С ними конфликтов нет. А то, что важно, несомненно, будут разные взгляды с другими государственными компаниями из так называемого списка 91-р, крупными компаниями в госуправлении. Потому что разработать технологию можно, но ведь ее нужно внедрять в экономику. И тут мы упираемся в наших гигантов. Если у них появится запрос на созданные нами технологии, то, понятное дело, сразу появятся и экономика, и большой бизнес. Если же у них этого запроса не появится, то все эти технологии так и останутся в виде лабораторных образцов.
— А есть что-то важное, что можно потерять в такого рода конкуренции? У вас своя экосистема, у «Роснефти» и «Газпрома» — своя, кто-то выиграет в итоге, кто-то проиграет?

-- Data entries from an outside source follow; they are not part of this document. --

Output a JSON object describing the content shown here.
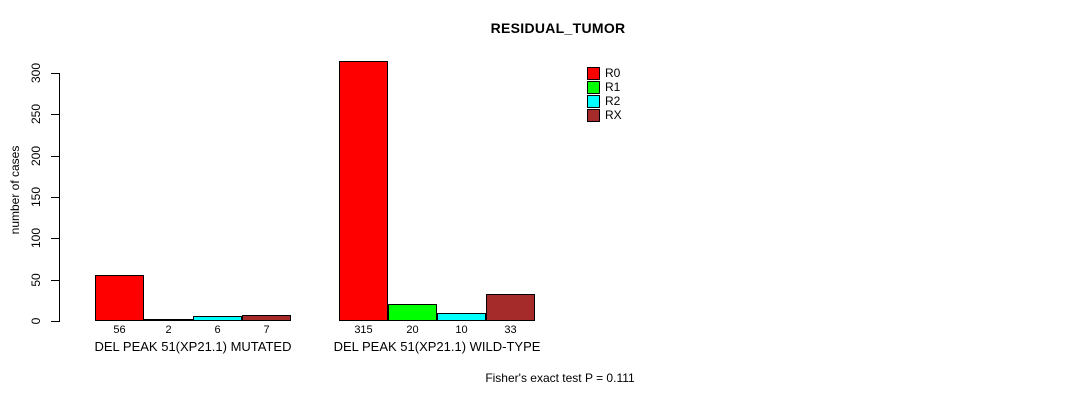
{
  "chart_data": {
    "type": "bar",
    "title": "RESIDUAL_TUMOR",
    "xlabel": "",
    "ylabel": "number of cases",
    "categories": [
      "DEL PEAK 51(XP21.1) MUTATED",
      "DEL PEAK 51(XP21.1) WILD-TYPE"
    ],
    "series": [
      {
        "name": "R0",
        "color": "#ff0000",
        "values": [
          56,
          315
        ]
      },
      {
        "name": "R1",
        "color": "#00ff00",
        "values": [
          2,
          20
        ]
      },
      {
        "name": "R2",
        "color": "#00ffff",
        "values": [
          6,
          10
        ]
      },
      {
        "name": "RX",
        "color": "#a52a2a",
        "values": [
          7,
          33
        ]
      }
    ],
    "ylim": [
      0,
      300
    ],
    "yticks": [
      0,
      50,
      100,
      150,
      200,
      250,
      300
    ],
    "bar_value_labels": true,
    "grid": false,
    "legend_position": "top-right",
    "annotation": "Fisher's exact test P = 0.111"
  }
}
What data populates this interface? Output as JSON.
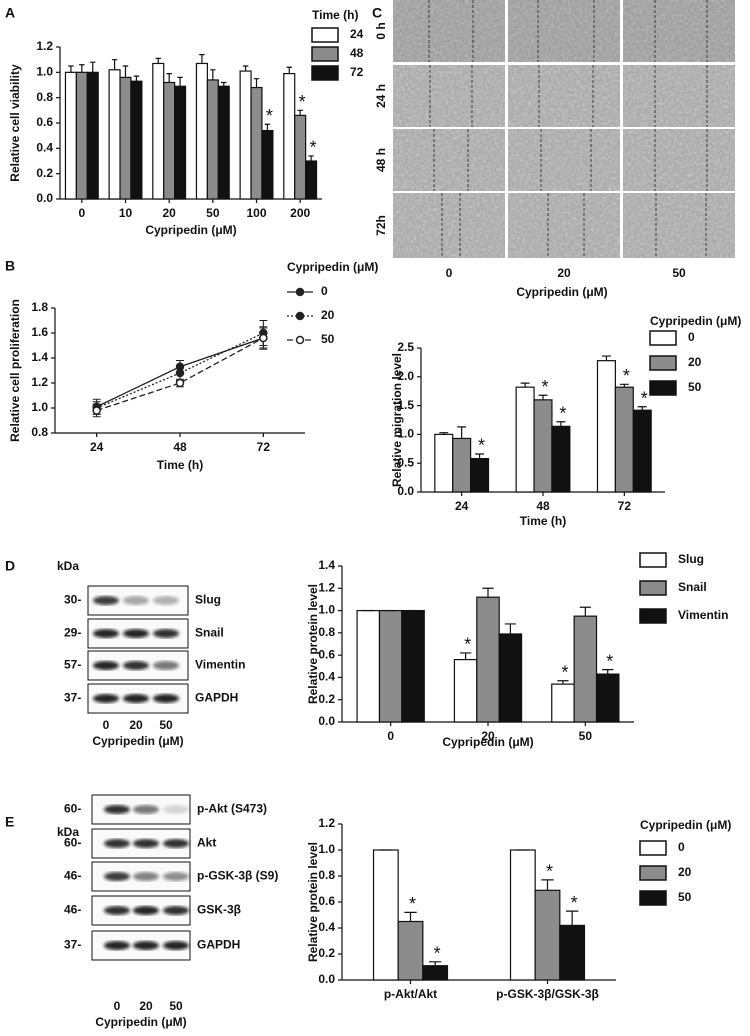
{
  "figure": {
    "panel_labels": [
      "A",
      "B",
      "C",
      "D",
      "E"
    ],
    "wound": {
      "rows": [
        "0 h",
        "24 h",
        "48 h",
        "72h"
      ],
      "columns": [
        "0",
        "20",
        "50"
      ],
      "xlabel": "Cypripedin (μM)"
    },
    "blot_d": {
      "unit": "kDa",
      "markers": [
        "30-",
        "29-",
        "57-",
        "37-"
      ],
      "proteins": [
        "Slug",
        "Snail",
        "Vimentin",
        "GAPDH"
      ],
      "lanes": [
        "0",
        "20",
        "50"
      ],
      "xlabel": "Cypripedin (μM)"
    },
    "blot_e": {
      "unit": "kDa",
      "markers": [
        "60-",
        "60-",
        "46-",
        "46-",
        "37-"
      ],
      "proteins": [
        "p-Akt (S473)",
        "Akt",
        "p-GSK-3β (S9)",
        "GSK-3β",
        "GAPDH"
      ],
      "lanes": [
        "0",
        "20",
        "50"
      ],
      "xlabel": "Cypripedin (μM)"
    }
  },
  "chart_data": [
    {
      "type": "bar",
      "xlabel": "Cypripedin (μM)",
      "ylabel": "Relative cell viability",
      "legend_title": "Time (h)",
      "legend": "right",
      "categories": [
        "0",
        "10",
        "20",
        "50",
        "100",
        "200"
      ],
      "series": [
        {
          "name": "24",
          "color": "#ffffff",
          "values": [
            1.0,
            1.02,
            1.07,
            1.07,
            1.01,
            0.99
          ],
          "errors": [
            0.05,
            0.08,
            0.04,
            0.07,
            0.04,
            0.05
          ],
          "significance": [
            null,
            null,
            null,
            null,
            null,
            null
          ]
        },
        {
          "name": "48",
          "color": "#8c8c8c",
          "values": [
            1.0,
            0.96,
            0.92,
            0.94,
            0.88,
            0.66
          ],
          "errors": [
            0.06,
            0.09,
            0.07,
            0.08,
            0.07,
            0.04
          ],
          "significance": [
            null,
            null,
            null,
            null,
            null,
            "*"
          ]
        },
        {
          "name": "72",
          "color": "#111111",
          "values": [
            1.0,
            0.93,
            0.89,
            0.89,
            0.54,
            0.3
          ],
          "errors": [
            0.08,
            0.04,
            0.07,
            0.03,
            0.05,
            0.04
          ],
          "significance": [
            null,
            null,
            null,
            null,
            "*",
            "*"
          ]
        }
      ],
      "ylim": [
        0,
        1.2
      ],
      "yticks": [
        {
          "value": 0,
          "label": "0.0"
        },
        0.2,
        0.4,
        0.6,
        0.8,
        {
          "value": 1,
          "label": "1.0"
        },
        1.2
      ]
    },
    {
      "type": "line",
      "xlabel": "Time (h)",
      "ylabel": "Relative cell proliferation",
      "legend_title": "Cypripedin (μM)",
      "legend": "right",
      "categories": [
        "24",
        "48",
        "72"
      ],
      "series": [
        {
          "name": "0",
          "color": "#222222",
          "line_style": "solid",
          "marker": "filled",
          "values": [
            1.01,
            1.33,
            1.56
          ],
          "errors": [
            0.06,
            0.05,
            0.08
          ]
        },
        {
          "name": "20",
          "color": "#222222",
          "line_style": "dotted",
          "marker": "filled",
          "values": [
            1.0,
            1.28,
            1.6
          ],
          "errors": [
            0.05,
            0.06,
            0.1
          ]
        },
        {
          "name": "50",
          "color": "#222222",
          "line_style": "dashed",
          "marker": "open",
          "values": [
            0.98,
            1.2,
            1.56
          ],
          "errors": [
            0.05,
            0.03,
            0.09
          ]
        }
      ],
      "ylim": [
        0.8,
        1.8
      ],
      "yticks": [
        0.8,
        {
          "value": 1,
          "label": "1.0"
        },
        1.2,
        1.4,
        1.6,
        1.8
      ]
    },
    {
      "type": "bar",
      "xlabel": "Time (h)",
      "ylabel": "Relative migration level",
      "legend_title": "Cypripedin (μM)",
      "legend": "right",
      "categories": [
        "24",
        "48",
        "72"
      ],
      "series": [
        {
          "name": "0",
          "color": "#ffffff",
          "values": [
            1.0,
            1.82,
            2.28
          ],
          "errors": [
            0.03,
            0.07,
            0.08
          ],
          "significance": [
            null,
            null,
            null
          ]
        },
        {
          "name": "20",
          "color": "#8c8c8c",
          "values": [
            0.93,
            1.6,
            1.82
          ],
          "errors": [
            0.2,
            0.08,
            0.05
          ],
          "significance": [
            null,
            "*",
            "*"
          ]
        },
        {
          "name": "50",
          "color": "#111111",
          "values": [
            0.58,
            1.14,
            1.42
          ],
          "errors": [
            0.08,
            0.08,
            0.06
          ],
          "significance": [
            "*",
            "*",
            "*"
          ]
        }
      ],
      "ylim": [
        0,
        2.5
      ],
      "yticks": [
        {
          "value": 0,
          "label": "0.0"
        },
        0.5,
        {
          "value": 1,
          "label": "1.0"
        },
        1.5,
        {
          "value": 2,
          "label": "2.0"
        },
        2.5
      ]
    },
    {
      "type": "bar",
      "xlabel": "Cypripedin (μM)",
      "ylabel": "Relative protein level",
      "legend": "right",
      "categories": [
        "0",
        "20",
        "50"
      ],
      "series": [
        {
          "name": "Slug",
          "color": "#ffffff",
          "values": [
            1.0,
            0.56,
            0.34
          ],
          "errors": [
            0,
            0.06,
            0.03
          ],
          "significance": [
            null,
            "*",
            "*"
          ]
        },
        {
          "name": "Snail",
          "color": "#8c8c8c",
          "values": [
            1.0,
            1.12,
            0.95
          ],
          "errors": [
            0,
            0.08,
            0.08
          ],
          "significance": [
            null,
            null,
            null
          ]
        },
        {
          "name": "Vimentin",
          "color": "#111111",
          "values": [
            1.0,
            0.79,
            0.43
          ],
          "errors": [
            0,
            0.09,
            0.04
          ],
          "significance": [
            null,
            null,
            "*"
          ]
        }
      ],
      "ylim": [
        0,
        1.4
      ],
      "yticks": [
        {
          "value": 0,
          "label": "0.0"
        },
        0.2,
        0.4,
        0.6,
        0.8,
        {
          "value": 1,
          "label": "1.0"
        },
        1.2,
        1.4
      ]
    },
    {
      "type": "bar",
      "ylabel": "Relative protein level",
      "legend_title": "Cypripedin (μM)",
      "legend": "right",
      "categories": [
        "p-Akt/Akt",
        "p-GSK-3β/GSK-3β"
      ],
      "series": [
        {
          "name": "0",
          "color": "#ffffff",
          "values": [
            1.0,
            1.0
          ],
          "errors": [
            0,
            0
          ],
          "significance": [
            null,
            null
          ]
        },
        {
          "name": "20",
          "color": "#8c8c8c",
          "values": [
            0.45,
            0.69
          ],
          "errors": [
            0.07,
            0.08
          ],
          "significance": [
            "*",
            "*"
          ]
        },
        {
          "name": "50",
          "color": "#111111",
          "values": [
            0.11,
            0.42
          ],
          "errors": [
            0.03,
            0.11
          ],
          "significance": [
            "*",
            "*"
          ]
        }
      ],
      "ylim": [
        0,
        1.2
      ],
      "yticks": [
        {
          "value": 0,
          "label": "0.0"
        },
        0.2,
        0.4,
        0.6,
        0.8,
        {
          "value": 1,
          "label": "1.0"
        },
        1.2
      ]
    }
  ]
}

— Ну, несмотря на все разговоры об импортозамещении, мы понимаем, что на словах мы готовы к нему больше, чем на деле. Это почти общая позиция: вы сначала победите всех от Huawei до Siemens и SAP, а потом приходите к нам, и мы начнем внедрять ваши победившие технологии. Есть одна проблема: чтобы кого-нибудь победить, нужно создать кэптивный рынок. А кэптивный рынок создает государственная компания во всех странах мира. Сначала это государство, потом это государственная компания, а потом уже открытый рынок. И именно здесь мы теряем окна возможностей. По какому-то виду оборудования у нас, например, есть реальные заделы и решения, местами не уступающие иностранным решениям, но и на стороне поставщика, и на стороне заказчика есть большие проблемы. Никто не готов разделять с производителем риски, связанные с недостаточной испытанностью оборудования, невыстроенным сервисом и послепродажным обслуживанием, с ценами.
Но до тех пор пока этой готовности не будет, мы будем упускать возможности.